She taught at Brown University, the University of California, Los Angeles, and Yale. The author of The Great Merger Movement in American Business, 1895-1904 and Insider Lending: Banks, Personal Connections, and Economic Development in Industrial New England, she has edited nine other books, and published numerous articles on business, economics, and financial history. She also co-edited the Journal of Economic History from 1992 to 1996.
Lamoreaux served as the Pitt Professor of American History and Institutions at the University of Cambridge in 2018-2019 and Sunderland Faculty Fellow at the University of Michigan Law School in 2020-2021. She has served as president of the Business History Conference and the Economic History Association and is a fellow of the American Academy of Arts and Sciences, the Cliometrics Society, and the Economic History Association.

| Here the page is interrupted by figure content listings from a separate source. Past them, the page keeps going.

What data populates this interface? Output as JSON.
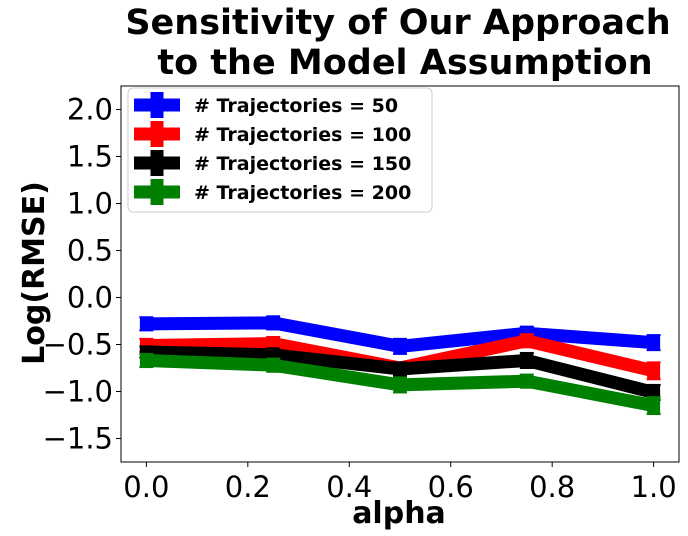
{
  "chart_data": {
    "type": "line",
    "title_lines": [
      "Sensitivity of Our Approach",
      "to the Model Assumption"
    ],
    "xlabel": "alpha",
    "ylabel": "Log(RMSE)",
    "xlim": [
      -0.05,
      1.05
    ],
    "ylim": [
      -1.75,
      2.25
    ],
    "x_ticks": [
      0.0,
      0.2,
      0.4,
      0.6,
      0.8,
      1.0
    ],
    "x_tick_labels": [
      "0.0",
      "0.2",
      "0.4",
      "0.6",
      "0.8",
      "1.0"
    ],
    "y_ticks": [
      2.0,
      1.5,
      1.0,
      0.5,
      0.0,
      -0.5,
      -1.0,
      -1.5
    ],
    "y_tick_labels": [
      "2.0",
      "1.5",
      "1.0",
      "0.5",
      "0.0",
      "−0.5",
      "−1.0",
      "−1.5"
    ],
    "x": [
      0.0,
      0.25,
      0.5,
      0.75,
      1.0
    ],
    "legend_position": "upper-left",
    "grid": false,
    "series": [
      {
        "name": "# Trajectories = 50",
        "color": "#0000ff",
        "values": [
          -0.28,
          -0.27,
          -0.52,
          -0.38,
          -0.48
        ],
        "err": [
          0.07,
          0.07,
          0.08,
          0.07,
          0.08
        ]
      },
      {
        "name": "# Trajectories = 100",
        "color": "#ff0000",
        "values": [
          -0.51,
          -0.49,
          -0.75,
          -0.46,
          -0.78
        ],
        "err": [
          0.07,
          0.07,
          0.06,
          0.07,
          0.09
        ]
      },
      {
        "name": "# Trajectories = 150",
        "color": "#000000",
        "values": [
          -0.58,
          -0.61,
          -0.76,
          -0.67,
          -1.01
        ],
        "err": [
          0.06,
          0.07,
          0.07,
          0.08,
          0.08
        ]
      },
      {
        "name": "# Trajectories = 200",
        "color": "#008000",
        "values": [
          -0.67,
          -0.72,
          -0.93,
          -0.89,
          -1.15
        ],
        "err": [
          0.07,
          0.07,
          0.08,
          0.07,
          0.09
        ]
      }
    ]
  }
}
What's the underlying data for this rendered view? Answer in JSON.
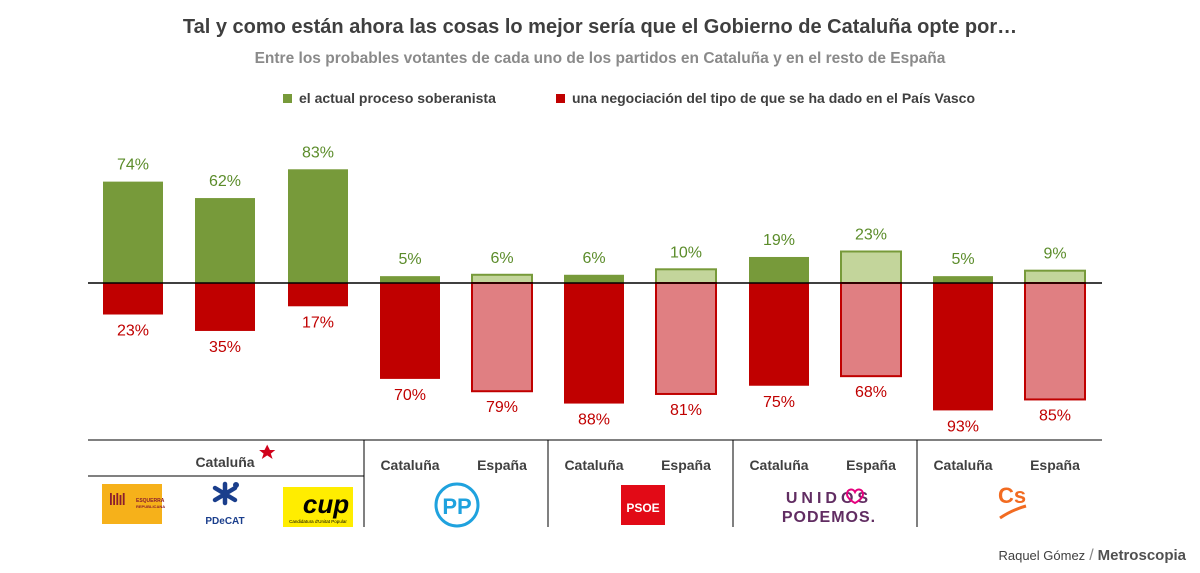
{
  "title": "Tal y como están ahora las cosas lo mejor sería que el Gobierno de Cataluña opte por…",
  "subtitle": "Entre los probables votantes de cada uno de los partidos en Cataluña y en el resto de España",
  "colors": {
    "green": "#779a3a",
    "green_light": "#c3d59b",
    "red": "#c00000",
    "red_light": "#e07f82",
    "text_green": "#5b8c2a",
    "text_red": "#c00000"
  },
  "credit": {
    "author": "Raquel Gómez",
    "brand": "Metroscopia"
  },
  "party_logos": {
    "erc": {
      "icon": "erc-logo",
      "text": "ESQUERRA REPUBLICANA"
    },
    "pdecat": {
      "icon": "pdecat-logo",
      "text": "PDeCAT"
    },
    "cup": {
      "icon": "cup-logo",
      "text": "CUP",
      "sub": "Candidatura d'Unitat Popular"
    },
    "pp": {
      "icon": "pp-logo",
      "text": "PP"
    },
    "psoe": {
      "icon": "psoe-logo",
      "text": "PSOE"
    },
    "podemos": {
      "icon": "unidos-podemos-logo",
      "text1": "UNIDOS",
      "text2": "PODEMOS."
    },
    "cs": {
      "icon": "ciudadanos-logo",
      "text": "Cs"
    }
  },
  "chart_data": {
    "type": "bar",
    "series": [
      {
        "name": "el actual proceso soberanista",
        "values": [
          74,
          62,
          83,
          5,
          6,
          6,
          10,
          19,
          23,
          5,
          9
        ]
      },
      {
        "name": "una negociación del tipo de que se ha dado en el País Vasco",
        "values": [
          23,
          35,
          17,
          70,
          79,
          88,
          81,
          75,
          68,
          93,
          85
        ]
      }
    ],
    "categories": [
      "Cataluña",
      "Cataluña",
      "Cataluña",
      "Cataluña",
      "España",
      "Cataluña",
      "España",
      "Cataluña",
      "España",
      "Cataluña",
      "España"
    ],
    "value_labels": {
      "positive": [
        "74%",
        "62%",
        "83%",
        "5%",
        "6%",
        "6%",
        "10%",
        "19%",
        "23%",
        "5%",
        "9%"
      ],
      "negative": [
        "23%",
        "35%",
        "17%",
        "70%",
        "79%",
        "88%",
        "81%",
        "75%",
        "68%",
        "93%",
        "85%"
      ]
    },
    "region_shading": [
      "Cataluña",
      "Cataluña",
      "Cataluña",
      "Cataluña",
      "España",
      "Cataluña",
      "España",
      "Cataluña",
      "España",
      "Cataluña",
      "España"
    ],
    "group_label": "Cataluña",
    "ylim": [
      -100,
      100
    ],
    "grid": false,
    "legend_position": "top"
  }
}
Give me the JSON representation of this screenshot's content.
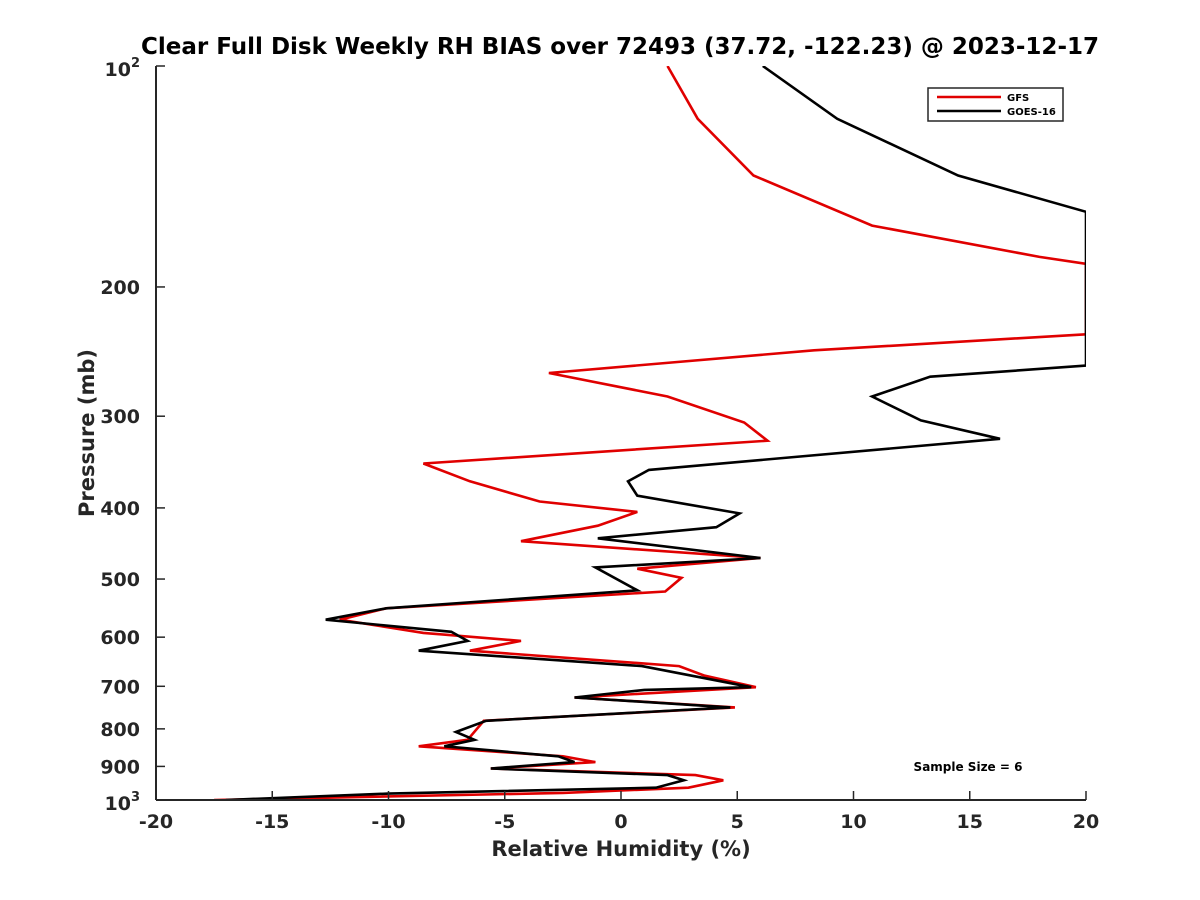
{
  "chart_data": {
    "type": "line",
    "title": "Clear Full Disk Weekly RH BIAS over 72493 (37.72, -122.23) @ 2023-12-17",
    "xlabel": "Relative Humidity (%)",
    "ylabel": "Pressure (mb)",
    "xlim": [
      -20,
      20
    ],
    "ylim": [
      100,
      1000
    ],
    "y_scale": "log",
    "y_reversed": true,
    "x_ticks": [
      -20,
      -15,
      -10,
      -5,
      0,
      5,
      10,
      15,
      20
    ],
    "x_tick_labels": [
      "-20",
      "-15",
      "-10",
      "-5",
      "0",
      "5",
      "10",
      "15",
      "20"
    ],
    "y_ticks": [
      200,
      300,
      400,
      500,
      600,
      700,
      800,
      900
    ],
    "y_tick_labels": [
      "200",
      "300",
      "400",
      "500",
      "600",
      "700",
      "800",
      "900"
    ],
    "y_end_labels": {
      "top_base": "10",
      "top_exp": "2",
      "bottom_base": "10",
      "bottom_exp": "3"
    },
    "grid": false,
    "legend_position": "top-right",
    "annotation": "Sample Size = 6",
    "series": [
      {
        "name": "GFS",
        "color": "#e00000",
        "points": [
          [
            2.0,
            100
          ],
          [
            3.3,
            118
          ],
          [
            5.7,
            141
          ],
          [
            10.8,
            165
          ],
          [
            18.0,
            182
          ],
          [
            20.0,
            186
          ],
          [
            20.0,
            232
          ],
          [
            8.3,
            244
          ],
          [
            -3.1,
            262
          ],
          [
            2.0,
            282
          ],
          [
            5.3,
            306
          ],
          [
            6.3,
            324
          ],
          [
            -8.5,
            348
          ],
          [
            -6.5,
            368
          ],
          [
            -3.5,
            392
          ],
          [
            0.7,
            405
          ],
          [
            -1.0,
            423
          ],
          [
            -4.3,
            444
          ],
          [
            6.0,
            468
          ],
          [
            0.7,
            484
          ],
          [
            2.6,
            498
          ],
          [
            1.9,
            520
          ],
          [
            -10.1,
            548
          ],
          [
            -12.1,
            568
          ],
          [
            -8.5,
            592
          ],
          [
            -4.3,
            607
          ],
          [
            -6.5,
            626
          ],
          [
            2.5,
            657
          ],
          [
            3.6,
            677
          ],
          [
            5.8,
            702
          ],
          [
            -2.0,
            725
          ],
          [
            4.9,
            748
          ],
          [
            -5.9,
            780
          ],
          [
            -6.6,
            828
          ],
          [
            -8.7,
            845
          ],
          [
            -2.5,
            872
          ],
          [
            -1.1,
            888
          ],
          [
            -5.6,
            906
          ],
          [
            3.2,
            925
          ],
          [
            4.4,
            940
          ],
          [
            2.9,
            962
          ],
          [
            -2.5,
            978
          ],
          [
            -17.5,
            1000
          ]
        ]
      },
      {
        "name": "GOES-16",
        "color": "#000000",
        "points": [
          [
            6.1,
            100
          ],
          [
            9.3,
            118
          ],
          [
            14.5,
            141
          ],
          [
            20.0,
            158
          ],
          [
            20.0,
            256
          ],
          [
            13.3,
            265
          ],
          [
            10.8,
            282
          ],
          [
            12.9,
            304
          ],
          [
            16.3,
            322
          ],
          [
            1.2,
            355
          ],
          [
            0.3,
            368
          ],
          [
            0.7,
            385
          ],
          [
            5.1,
            407
          ],
          [
            4.1,
            425
          ],
          [
            -1.0,
            440
          ],
          [
            6.0,
            468
          ],
          [
            -1.1,
            482
          ],
          [
            0.7,
            518
          ],
          [
            -10.1,
            548
          ],
          [
            -12.7,
            568
          ],
          [
            -7.3,
            590
          ],
          [
            -6.6,
            607
          ],
          [
            -8.7,
            626
          ],
          [
            0.9,
            657
          ],
          [
            5.6,
            702
          ],
          [
            1.0,
            708
          ],
          [
            -2.0,
            725
          ],
          [
            4.7,
            748
          ],
          [
            -5.8,
            780
          ],
          [
            -7.1,
            808
          ],
          [
            -6.3,
            828
          ],
          [
            -7.6,
            845
          ],
          [
            -2.7,
            872
          ],
          [
            -2.0,
            888
          ],
          [
            -5.6,
            906
          ],
          [
            2.0,
            925
          ],
          [
            2.7,
            940
          ],
          [
            1.5,
            962
          ],
          [
            -10.0,
            980
          ],
          [
            -17.0,
            1000
          ]
        ]
      }
    ]
  }
}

She has been awarded the Alice Hanson Jones book prize; the Henrietta Larson, PEAES, and Arthur H. Cole article prizes; the Harold Williamson Prize for an outstanding business historian in midcareer; the Cliometrics award for exceptional support to that field; and the Business History Conference’s Lifetime Achievement Award.
Her current research interests include business organizational forms and contractual freedom in the US and Europe in the 19th and 20th centuries, the public/private distinction in US history, state constitutional changes mandating general laws in the 19th century US, and the US Patent Office as a site of learning in the administrative state.